In the mid-1970s, the Homebrew Computer Club was just an irregular gathering of tinkerers, hobbyists and enthusiasts who met to talk shop and swap tips about how to build and work with computing hardware. These gatherings gave birth to the personal computer and two of Apple’s co-founders–Steve Jobs and Steve Wozniak–were members in good standing. Jobs and Wozniak sparked a home computing revolution with the Apple II but another member created an altogether different sort of seismic shift in the electronics world.
Jerry Lawson’s name didn’t wind up becoming as renowned as Jobs or Wozniak’s but his accomplishments helped pave the way for video games to become a cultural force at home and in arcades. Lawson worked at Fairchild, where he led the team that created the first cartridge-based video game console. The Fairchild Channel F preceded the more famous Atari 2600, proving the viability of the nascent technology. Lawson also created “Demolition Derby,” an early coin-operated stand-up arcade machine, in his garage and later installed it into a pizzeria shortly after the debut of “Pong” turned the country on to the new form of entertainment.

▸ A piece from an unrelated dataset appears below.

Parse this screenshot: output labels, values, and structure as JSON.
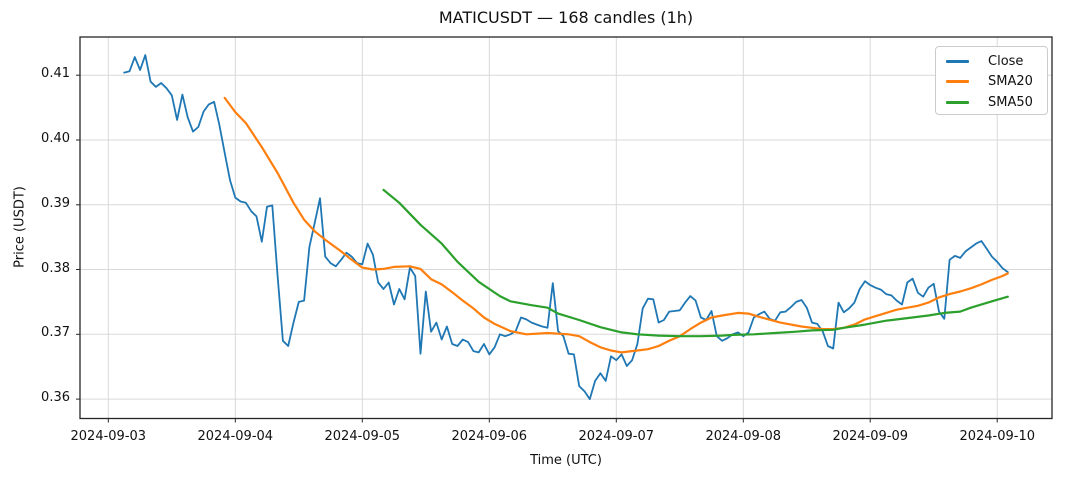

Video games make billions of dollars now but, in the industry’s earliest days, it took the nerve and ingenuity of a brave few to craft the machines and software by hand. Lawson’s pioneering profile wasn’t just as an engineer but also as a Black man in a field where he had no predecessors to provide entry. Things may have moved on to discs and downloads now but none of the medium we currently enjoy would be possible. Lawson was honored just this year by the Minority Special Interest Group of the International Game Developers Association for his accomplishments. He was 70 years old.